Francuskie marki, dzięki którym zbudujecie kapsułową garderobę w paryskim stylu

05.11.2023
(Fot. materiały prasowe)

Są wśród nich zarówno marki, które skradły serca konserwatystek paryskiego stylu, jak i nowego pokolenia, czerpiącego z barokowych obfitości oraz frywolności Moulin Rouge. Jest adres, pod którym znajdziecie prawdziwie francuskie trencze na jesienną niepogodę, kaszmirowe swetry oraz niezawodne torby. Jest tu trochę romantycznego spojrzenia na Francję i odbicie tego, jaka jest – zbudowana na kulturowym tyglu i tak barwnej dziś modzie.

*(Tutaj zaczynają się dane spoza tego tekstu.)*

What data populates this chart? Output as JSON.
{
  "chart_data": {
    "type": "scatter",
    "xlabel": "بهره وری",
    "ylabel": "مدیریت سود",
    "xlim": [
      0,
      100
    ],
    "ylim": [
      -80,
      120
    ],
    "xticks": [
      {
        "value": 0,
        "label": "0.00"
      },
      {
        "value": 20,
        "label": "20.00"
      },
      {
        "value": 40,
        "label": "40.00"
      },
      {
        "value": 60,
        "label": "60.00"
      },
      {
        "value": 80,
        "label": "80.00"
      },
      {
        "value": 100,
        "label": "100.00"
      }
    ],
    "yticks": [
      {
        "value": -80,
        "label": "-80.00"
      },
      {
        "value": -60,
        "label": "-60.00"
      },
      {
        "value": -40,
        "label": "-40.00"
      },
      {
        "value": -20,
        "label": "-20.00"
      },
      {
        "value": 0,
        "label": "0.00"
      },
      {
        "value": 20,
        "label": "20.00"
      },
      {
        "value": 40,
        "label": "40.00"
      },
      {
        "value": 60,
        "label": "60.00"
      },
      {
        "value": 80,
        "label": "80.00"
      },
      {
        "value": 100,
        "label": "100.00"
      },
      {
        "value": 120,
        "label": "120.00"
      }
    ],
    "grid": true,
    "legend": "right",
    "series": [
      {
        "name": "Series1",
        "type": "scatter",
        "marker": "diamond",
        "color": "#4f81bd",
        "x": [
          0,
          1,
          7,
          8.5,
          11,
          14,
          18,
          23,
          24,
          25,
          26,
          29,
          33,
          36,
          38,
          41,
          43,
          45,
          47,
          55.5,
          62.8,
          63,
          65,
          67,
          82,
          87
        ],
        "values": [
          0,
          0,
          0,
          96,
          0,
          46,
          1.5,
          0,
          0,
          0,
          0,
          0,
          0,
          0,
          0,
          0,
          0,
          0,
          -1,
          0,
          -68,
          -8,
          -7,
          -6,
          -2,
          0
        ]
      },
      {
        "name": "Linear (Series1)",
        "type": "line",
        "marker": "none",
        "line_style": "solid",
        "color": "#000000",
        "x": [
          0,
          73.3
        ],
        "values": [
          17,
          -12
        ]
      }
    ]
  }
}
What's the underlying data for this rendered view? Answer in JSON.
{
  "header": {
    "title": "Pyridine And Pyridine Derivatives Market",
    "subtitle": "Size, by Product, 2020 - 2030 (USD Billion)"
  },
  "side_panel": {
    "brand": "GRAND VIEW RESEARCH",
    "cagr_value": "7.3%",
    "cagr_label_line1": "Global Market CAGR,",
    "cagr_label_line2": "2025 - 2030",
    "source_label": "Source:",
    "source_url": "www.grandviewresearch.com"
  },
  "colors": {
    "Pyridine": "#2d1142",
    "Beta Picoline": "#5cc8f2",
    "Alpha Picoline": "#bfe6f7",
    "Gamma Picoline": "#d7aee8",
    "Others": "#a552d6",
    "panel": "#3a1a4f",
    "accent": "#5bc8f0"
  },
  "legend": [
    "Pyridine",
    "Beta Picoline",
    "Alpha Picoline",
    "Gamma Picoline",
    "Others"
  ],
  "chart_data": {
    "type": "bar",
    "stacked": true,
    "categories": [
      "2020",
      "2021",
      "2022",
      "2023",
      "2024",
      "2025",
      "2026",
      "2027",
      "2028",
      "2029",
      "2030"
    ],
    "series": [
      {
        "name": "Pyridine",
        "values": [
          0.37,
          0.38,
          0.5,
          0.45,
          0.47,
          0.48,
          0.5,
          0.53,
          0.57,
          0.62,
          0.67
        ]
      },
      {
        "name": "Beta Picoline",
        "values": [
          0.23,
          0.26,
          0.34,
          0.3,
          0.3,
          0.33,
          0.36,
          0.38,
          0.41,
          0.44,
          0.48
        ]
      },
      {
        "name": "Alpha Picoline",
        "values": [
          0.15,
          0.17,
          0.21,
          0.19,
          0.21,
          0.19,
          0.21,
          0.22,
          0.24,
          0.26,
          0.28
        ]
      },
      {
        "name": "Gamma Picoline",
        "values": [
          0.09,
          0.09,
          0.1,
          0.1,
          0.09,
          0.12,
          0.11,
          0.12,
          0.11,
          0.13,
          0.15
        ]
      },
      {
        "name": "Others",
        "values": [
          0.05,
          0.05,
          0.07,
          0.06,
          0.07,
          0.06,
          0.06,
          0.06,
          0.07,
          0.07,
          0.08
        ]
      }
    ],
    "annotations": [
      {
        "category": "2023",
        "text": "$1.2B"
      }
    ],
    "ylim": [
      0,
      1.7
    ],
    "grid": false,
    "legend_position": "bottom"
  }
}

Musier Paris: Z miłości do Paryża. Moda od stóp do głów

(Fot. materiały prasowe)

Musier Paris przeszło niemal taką samą drogę, co kultowe dziś Rouje, bo też zostało założone przez influencerkę. Na inżynierii kończą się jednak podobieństwa między markami, bo w przeciwieństwie do urodzonej w Paryżu Jeanne Damas, wychowana w Biarritz Anne-Laure Mais Moreau nie romantyzuje, nie upiększa, ani nie koloryzuje wizerunku inspirującej ją stolicy Francji. Kocha ją taką, jaka jest. A jest zbudowana na kulturowym tyglu (– Oczywiście, kolekcje odzwierciedlają mój styl. Ale marka nie skupia się na mnie. Łączę w niej wpływy dziewczyn z różnych światów – gwiazd oraz anonimowych kobiet spotykanych na ulicy – mawia Anne-Laure). Styl Musier Paris bywa minimalistyczny, ale i maksymalistyczny. Ponadczasowy oraz ekscentryczny.

(Fot. materiały prasowe)

W swoich projektach Mais Moreau zestawia złote dla miasta lata 20. XX w. (patrz: asymetryczna sukienka Margarita zwieńczona falbaną) z estetyką przełomu mileniów oraz z tym, co tu i teraz. Proponuje bitnikowskie ramoneski, architektoniczne płaszcze czy ażury, jakby nawiązujące do koronkowego dziedzictwa Calais. Są tu ołówkowe spódnice i stereotypowoparyskie pantofelki Mary-Jane. Ale, by nie były zbyt dosłowne, Anne-Laure pozbawia je pięty.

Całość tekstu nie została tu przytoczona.